Is it Time to Revive the Police Athletic League?

By Mark Naison

Call me sentimental, but I long for the days when police officers would serve as volunteer coaches and community workers in poor and working class neighborhoods and get to know the young people there in a different capacity than as would be law breakers and “perps.” A great organization in NY, the Police Athletic League ( PAL), arose at the turn of the 20th Century to encourage that development.

The PAL was started because in NY’s immigrant neighborhoods at the turn of the 20 century, families were under so much strain that they had little opportunity to guide and mentor young people, which made young men in particular prime recruits for organized crime and the underground economy. Since today’s economy, with its great polarities in wealth, bears so much resemblance to that of the late 19th and early 20th Century, we may be seeing similar strains on families that leave many young people virtually raising themselves. And while no program is a panacea, the PAL had enough success in my formative years to make it worth reviving at a time of extreme police/community polarization. Or at least worth discussing as something which might ease the tensions.

I also saw it first hand in  a Brooklyn sports organization I once worked in during the 80’s and 90’s: the 78th Precinct Youth Council. When officials of the group asked me to take over a basketball league it sponsored which was plagued with fights and near riots, the coaches and referees I recruited to help me run it included several police officers, who were incredibly devoted to the young people in the league and helped turn it from a trouble spot into a success.
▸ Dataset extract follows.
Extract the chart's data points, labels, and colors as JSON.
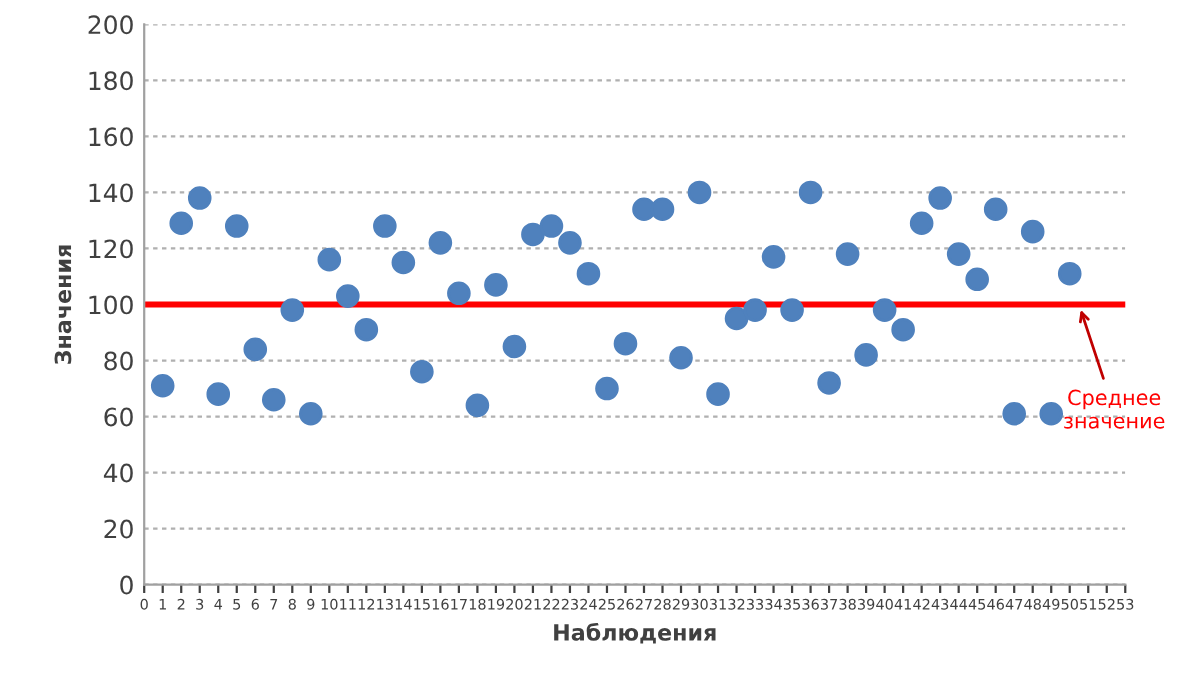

I think there is a lesson here that has been forgotten in our obsession with subjecting public service occupations to “data driven management.” One great way to have police be more responsive and caring and knowledgeable in communities they patrol is to have them involved with neighborhood youth off the job. In that capacity, I would love to see the PAL revived and revitalized so that young people will see police officers as coaches and mentors, as well as people dispatched with orders from afar to enforce the law.